When I had window air conditioners in my home, every fall I dutifully covered the back of each unit. The plastic covers served 2 purposes- they protected the parts of each unit that were exposed to the weather. They also kept the chill of winter outside, and out of my house. When I replaced my window air conditioners with a central unit, I planned to care for the box that’s located outside in the weather just as well. But, the installer disagreed. Read this informative article and find out the answer to, “Should you cover your outside central air conditioning unit?”
The Weather in Northern Ohio
Living in northern Ohio is always an adventure when it comes to the weather. We usually run the whole gamut of temperatures and weather conditions in any given year. Sometimes, we’ll experience all 4 seasons in the same day! With all this sun, rain, snow, sleet, hail, wind, searing heat and bitter cold temperatures going on, it’s imperative that anything that has to be left outside be adequately protected. But, when it comes to an outside air conditioning unit, the story may be different.
The Pros of Covering Your Outside Central Air Conditioning Unit
Covering your central air conditioning unit protects the painted cabinet from the weather. It also keeps the rain, snow, ice, and other precipitation from getting inside the top and side vents. More importantly, covering it up during the off seasons keeps leaves, small tree branches and other debris out of the working components.
The Cons of Covering Your Outside Central Air Conditioning Unit
According to the contractor who installed my unit, the biggest con about using a cover is condensation. He says, if you cover the entire cabinet from top to bottom, moisture can easily become trapped between the cabinet and the cover. It can also get trapped inside the central air conditioning unit. The result? The moisture will lead to rust that will corrode and damage the unit. The trapped moisture can also cause mold and mildew to form. Using a full cover on your central air conditioning unit can also provide a place for insects and vermin to nest and live.
One Contractor’s Opinion
Instead of completely covering an outside air conditioning unit, my contractor recommends placing a piece of wood across the top to cover the vents. To keep the wind from removing it, you can anchor it down with a brick or a heavy rock.

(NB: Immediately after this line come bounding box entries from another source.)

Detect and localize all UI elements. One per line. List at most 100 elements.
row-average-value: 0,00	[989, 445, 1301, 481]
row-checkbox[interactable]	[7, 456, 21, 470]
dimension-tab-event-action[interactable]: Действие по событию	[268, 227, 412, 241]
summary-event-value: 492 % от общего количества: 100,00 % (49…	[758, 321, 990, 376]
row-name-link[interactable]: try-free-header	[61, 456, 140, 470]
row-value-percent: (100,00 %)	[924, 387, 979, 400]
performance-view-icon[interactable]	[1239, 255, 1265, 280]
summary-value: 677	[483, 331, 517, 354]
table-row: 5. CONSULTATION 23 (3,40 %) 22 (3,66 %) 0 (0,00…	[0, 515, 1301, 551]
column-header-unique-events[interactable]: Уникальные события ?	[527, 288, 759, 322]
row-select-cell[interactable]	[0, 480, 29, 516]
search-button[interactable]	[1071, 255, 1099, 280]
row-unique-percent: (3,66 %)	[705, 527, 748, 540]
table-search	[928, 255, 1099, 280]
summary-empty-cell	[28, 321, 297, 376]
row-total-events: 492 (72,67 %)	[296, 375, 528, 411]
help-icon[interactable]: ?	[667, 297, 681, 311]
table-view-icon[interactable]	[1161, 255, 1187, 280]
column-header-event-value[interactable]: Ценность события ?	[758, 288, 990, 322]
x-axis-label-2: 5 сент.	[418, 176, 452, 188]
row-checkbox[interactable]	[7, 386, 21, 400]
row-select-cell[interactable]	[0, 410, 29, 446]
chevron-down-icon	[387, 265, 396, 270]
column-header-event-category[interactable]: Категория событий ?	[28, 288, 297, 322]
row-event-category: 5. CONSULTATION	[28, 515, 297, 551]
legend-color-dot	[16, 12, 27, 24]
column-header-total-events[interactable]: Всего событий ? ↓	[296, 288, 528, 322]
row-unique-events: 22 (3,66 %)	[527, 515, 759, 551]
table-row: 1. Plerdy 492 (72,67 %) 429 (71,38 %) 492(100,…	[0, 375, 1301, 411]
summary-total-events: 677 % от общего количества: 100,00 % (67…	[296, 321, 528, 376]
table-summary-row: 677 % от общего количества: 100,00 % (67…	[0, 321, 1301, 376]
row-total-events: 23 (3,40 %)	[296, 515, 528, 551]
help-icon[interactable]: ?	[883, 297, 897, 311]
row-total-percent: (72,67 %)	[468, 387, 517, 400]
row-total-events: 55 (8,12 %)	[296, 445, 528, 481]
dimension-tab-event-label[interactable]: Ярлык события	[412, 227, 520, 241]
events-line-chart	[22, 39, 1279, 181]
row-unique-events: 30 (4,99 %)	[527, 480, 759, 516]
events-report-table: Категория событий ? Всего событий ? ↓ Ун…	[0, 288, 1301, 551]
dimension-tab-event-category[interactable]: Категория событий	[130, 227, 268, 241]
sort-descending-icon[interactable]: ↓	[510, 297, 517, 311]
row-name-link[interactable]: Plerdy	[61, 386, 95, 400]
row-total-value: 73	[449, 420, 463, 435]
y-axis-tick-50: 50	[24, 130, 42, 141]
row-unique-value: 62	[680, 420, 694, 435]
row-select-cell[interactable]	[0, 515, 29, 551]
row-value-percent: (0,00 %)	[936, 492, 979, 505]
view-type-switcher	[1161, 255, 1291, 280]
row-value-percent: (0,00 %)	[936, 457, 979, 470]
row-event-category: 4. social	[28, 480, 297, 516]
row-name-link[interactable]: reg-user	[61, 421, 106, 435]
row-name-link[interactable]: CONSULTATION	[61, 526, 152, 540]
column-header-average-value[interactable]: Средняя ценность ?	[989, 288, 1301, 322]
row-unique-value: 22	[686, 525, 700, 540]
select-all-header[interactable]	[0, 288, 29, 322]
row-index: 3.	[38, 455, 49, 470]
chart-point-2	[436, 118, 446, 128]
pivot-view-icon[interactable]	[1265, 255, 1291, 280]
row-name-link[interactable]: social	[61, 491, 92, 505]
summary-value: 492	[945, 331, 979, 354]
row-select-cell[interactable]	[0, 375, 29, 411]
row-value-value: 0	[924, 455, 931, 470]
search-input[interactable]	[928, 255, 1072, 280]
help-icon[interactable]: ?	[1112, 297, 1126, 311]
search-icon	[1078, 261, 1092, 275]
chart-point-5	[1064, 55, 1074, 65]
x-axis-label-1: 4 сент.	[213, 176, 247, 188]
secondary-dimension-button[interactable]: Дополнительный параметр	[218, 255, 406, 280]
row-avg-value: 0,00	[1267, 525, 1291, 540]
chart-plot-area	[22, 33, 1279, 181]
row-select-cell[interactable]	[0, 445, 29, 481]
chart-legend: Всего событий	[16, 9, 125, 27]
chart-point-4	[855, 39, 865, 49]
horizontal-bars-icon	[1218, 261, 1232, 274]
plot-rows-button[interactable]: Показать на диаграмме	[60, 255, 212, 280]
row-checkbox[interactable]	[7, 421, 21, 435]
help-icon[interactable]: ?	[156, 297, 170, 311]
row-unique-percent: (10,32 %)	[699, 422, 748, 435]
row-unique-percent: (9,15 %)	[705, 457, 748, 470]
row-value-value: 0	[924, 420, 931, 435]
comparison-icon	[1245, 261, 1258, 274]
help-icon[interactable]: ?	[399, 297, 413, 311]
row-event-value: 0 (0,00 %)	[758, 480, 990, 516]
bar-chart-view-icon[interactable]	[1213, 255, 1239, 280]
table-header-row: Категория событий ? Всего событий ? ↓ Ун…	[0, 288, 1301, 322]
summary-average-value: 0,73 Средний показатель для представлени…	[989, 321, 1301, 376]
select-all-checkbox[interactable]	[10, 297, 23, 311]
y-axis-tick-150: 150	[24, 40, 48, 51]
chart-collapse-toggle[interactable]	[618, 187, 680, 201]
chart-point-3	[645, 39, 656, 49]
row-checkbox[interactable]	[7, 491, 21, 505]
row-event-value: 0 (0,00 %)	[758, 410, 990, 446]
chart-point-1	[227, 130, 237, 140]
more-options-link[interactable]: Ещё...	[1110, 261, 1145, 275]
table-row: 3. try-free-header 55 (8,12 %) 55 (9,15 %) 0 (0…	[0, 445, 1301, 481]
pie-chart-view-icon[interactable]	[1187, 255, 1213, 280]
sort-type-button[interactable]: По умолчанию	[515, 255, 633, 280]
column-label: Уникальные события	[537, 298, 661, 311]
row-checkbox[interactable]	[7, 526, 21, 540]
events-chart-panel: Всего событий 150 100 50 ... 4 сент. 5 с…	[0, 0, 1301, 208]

He says, if you absolutely feel the need to cover your unit, never use a piece of plastic, a plastic garbage bag, or a plastic tarp. Instead, buy a cover that’s made from a “breathable” material. And then, only cover the top. Leave the sides open so the air can properly circulate around the unit.
The answer to the question, “Should you cover your outside central air conditioning unit?” can be rather confusing. There are several manufacturers who make covers for these units to protect them from the weather and keep them clean. These covers are made from materials like polyurethane and vinyl. Some are even lined to help further protect the unit. But, according to the contractor who installed my central air conditioning unit, a man who has been in the business for 40 years, these covers aren’t for me.
When I checked the owner’s manual, there was no mention of covering the unit. It only talked about periodically shutting off the electricity to the central air conditioning unit, removing the top, and removing any dirt or debris that may be inside.
So, my advice is, talk to your contractor and consult the owner’s manual that came with your outside air conditioning unit. And, decide for yourself whether to cover it during the off seasons or not.